What’s business friendly depends on your business

When President Trump signed an executive order last week rolling back some clean water rules it was alternatively praised and criticized.

Fishing and hunting groups and businesses warned of potential damage to the nation’s ecosystem. Others including farmers and home builders cheered the change.

I often hear from people working in the industry that they want to see more “business friendly” policies coming out of Washington. The reality is that almost everything the government does benefits someone’s business. (A cynical person could say that’s the only reason anything happens!)

The boating industry has a lot of problems with ethanol? Well, making ethanol is big business.

Don’t like Obamacare? There are a lot of companies in the healthcare industry that have gotten a big boost in profits thanks to that.

Have a problem with regulations? You can guarantee there’s a lawyer somewhere making money off of it.
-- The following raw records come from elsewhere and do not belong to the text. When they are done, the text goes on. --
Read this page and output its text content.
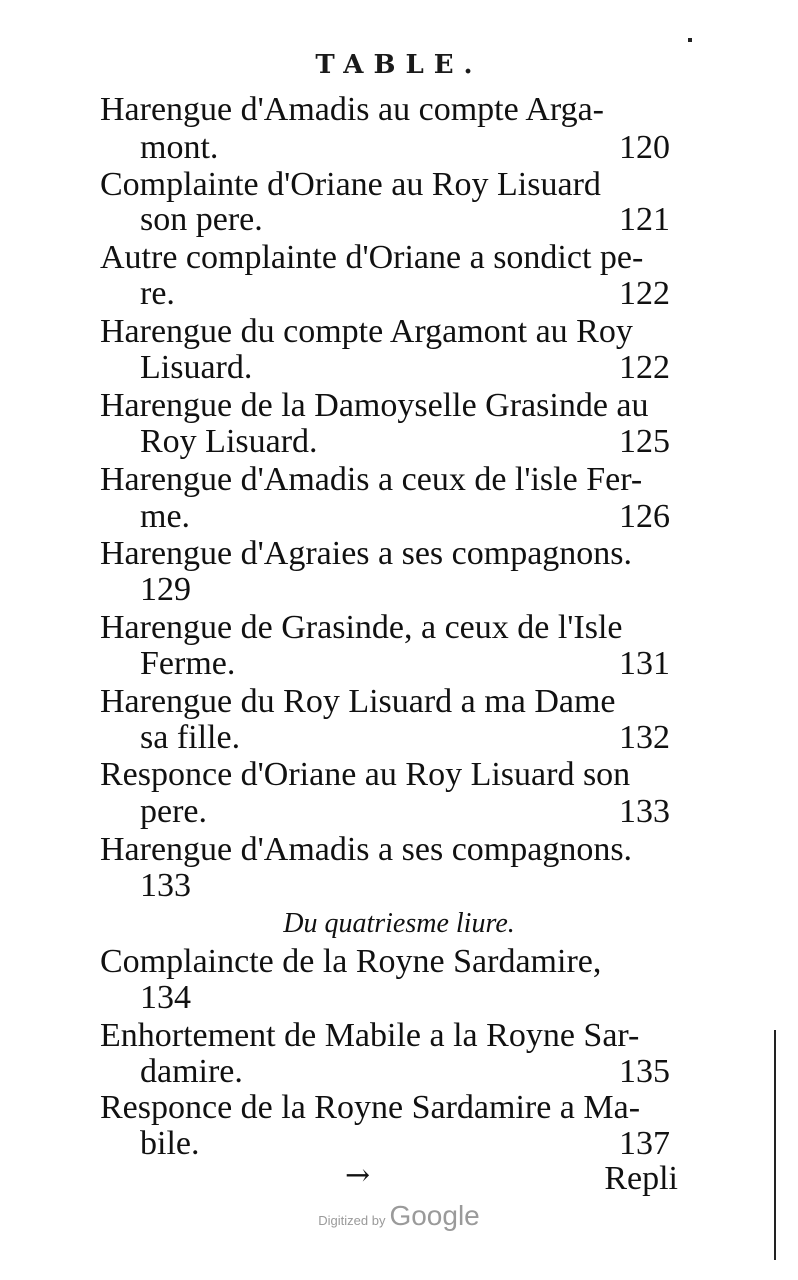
TABLE.
Harengue d'Amadis au compte Arga-
mont.	120
Complainte d'Oriane au Roy Lisuard
son pere.	121
Autre complainte d'Oriane a sondict pe-
re.	122
Harengue du compte Argamont au Roy
Lisuard.	122
Harengue de la Damoyselle Grasinde au
Roy Lisuard.	125
Harengue d'Amadis a ceux de l'isle Fer-
me.	126
Harengue d'Agraies a ses compagnons.
129
Harengue de Grasinde, a ceux de l'Isle
Ferme.	131
Harengue du Roy Lisuard a ma Dame
sa fille.	132
Responce d'Oriane au Roy Lisuard son
pere.	133
Harengue d'Amadis a ses compagnons.
133
Du quatriesme liure.
Complaincte de la Royne Sardamire,
134
Enhortement de Mabile a la Royne Sar-
damire.	135
Responce de la Royne Sardamire a Ma-
bile.	137
→	Repli
Digitized by Google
This of course points out one of the biggest problems facing the boating industry in getting its issues addressed by federal, state and local governments. Namely, that we’re not always good at pointing out the economic impact of the boating business. We’re a fun little sport for rich people in the eyes of many people.

American Boating Congress is one obvious way to get out that message through Hill visits and meetings with regulatory officials. Even if you can’t attend ABC, contact your representatives to tell them and show them the jobs you create, the economic activity your business generates and how you are an important part of your local community.

There are other great resources that can you help you craft that message. For example, the American Sportfishing Association last month released its updated report on the economic impact of recreational fishing by congressional district. NMMA produces a similar report showing the impact of boating in every state and district as well, which should be available by the time ABC rolls around.